I was reminded of this over the last week in two related contexts. Firsts I was discouraged when a doctor changed my psychiatric diagnosis to "personality change secondary to general medical condition" (DSM IV 310.10) until a very wise psychologist who's currently repeating some neuro-psych testing on me in response to increasing complaints of loss of attentional skillls - which were never good - pointed out that I wasn't being told that I had acquired a personality disorder, only that my deep patterns of dealing with the world had changed. Then, case in point, I got my revised WISC III scores back (using the older test for better comparison with old data) and while the spread between my verbal and non-verbal IQ has increased to an almost unheard of 45 points (6 points is considered by some to be probative of ADHD, and 12 points typically conclusive, but 45???)* the thing was, although my non-verbal scores had decreased - as expected - my total verbal score was the highest it had ever been, with the most substantial increase in my ability to spot abstract similarities.

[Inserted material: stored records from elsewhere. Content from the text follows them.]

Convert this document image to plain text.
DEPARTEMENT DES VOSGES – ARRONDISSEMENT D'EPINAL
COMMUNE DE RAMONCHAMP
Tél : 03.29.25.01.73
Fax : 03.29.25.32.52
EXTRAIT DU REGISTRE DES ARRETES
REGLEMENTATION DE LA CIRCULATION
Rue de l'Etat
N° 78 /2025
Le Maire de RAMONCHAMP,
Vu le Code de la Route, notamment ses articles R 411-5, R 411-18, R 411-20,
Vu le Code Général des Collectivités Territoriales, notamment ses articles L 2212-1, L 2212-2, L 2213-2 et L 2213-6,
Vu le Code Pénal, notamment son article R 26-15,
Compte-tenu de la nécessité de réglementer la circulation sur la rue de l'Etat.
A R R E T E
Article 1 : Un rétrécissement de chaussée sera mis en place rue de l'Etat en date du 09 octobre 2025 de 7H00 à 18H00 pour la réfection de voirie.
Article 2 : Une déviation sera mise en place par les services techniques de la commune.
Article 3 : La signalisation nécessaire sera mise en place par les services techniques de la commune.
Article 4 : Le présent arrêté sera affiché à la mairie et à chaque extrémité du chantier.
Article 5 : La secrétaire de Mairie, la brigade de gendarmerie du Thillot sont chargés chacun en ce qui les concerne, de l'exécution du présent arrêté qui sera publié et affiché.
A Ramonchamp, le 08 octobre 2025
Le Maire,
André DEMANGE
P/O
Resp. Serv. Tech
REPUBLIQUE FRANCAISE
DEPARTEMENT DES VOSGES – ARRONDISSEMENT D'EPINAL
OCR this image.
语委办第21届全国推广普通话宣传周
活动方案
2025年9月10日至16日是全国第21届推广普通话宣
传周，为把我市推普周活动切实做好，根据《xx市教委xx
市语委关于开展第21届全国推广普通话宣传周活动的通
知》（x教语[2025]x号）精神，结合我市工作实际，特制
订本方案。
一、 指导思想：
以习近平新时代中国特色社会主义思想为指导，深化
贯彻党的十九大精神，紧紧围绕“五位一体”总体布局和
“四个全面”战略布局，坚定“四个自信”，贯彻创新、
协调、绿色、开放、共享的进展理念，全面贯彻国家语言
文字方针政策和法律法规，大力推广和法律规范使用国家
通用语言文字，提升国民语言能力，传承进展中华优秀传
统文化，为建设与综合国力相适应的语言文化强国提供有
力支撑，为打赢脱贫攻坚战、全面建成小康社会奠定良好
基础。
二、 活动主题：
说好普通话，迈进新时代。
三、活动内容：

The point being, if we are determined that we are going to beat this thing, then we might as well stop trying to learn anything from it. In the words of Ram Dass, we "take the curriculum."

Of course, that doesn't mean that we shouldn't take advantage of opportunities when they come along, such as the chance that we may soon bave access to potentiated analgesics, with more effectiveness in controlling pain and less opportunity for developing either tollerences or GI/respiratory side effects. Which would be - in my own book of prejudged outcomes - not a bad thing at that.

Peace.

Mike

*This, by the way, is the reason I could never be a doctor.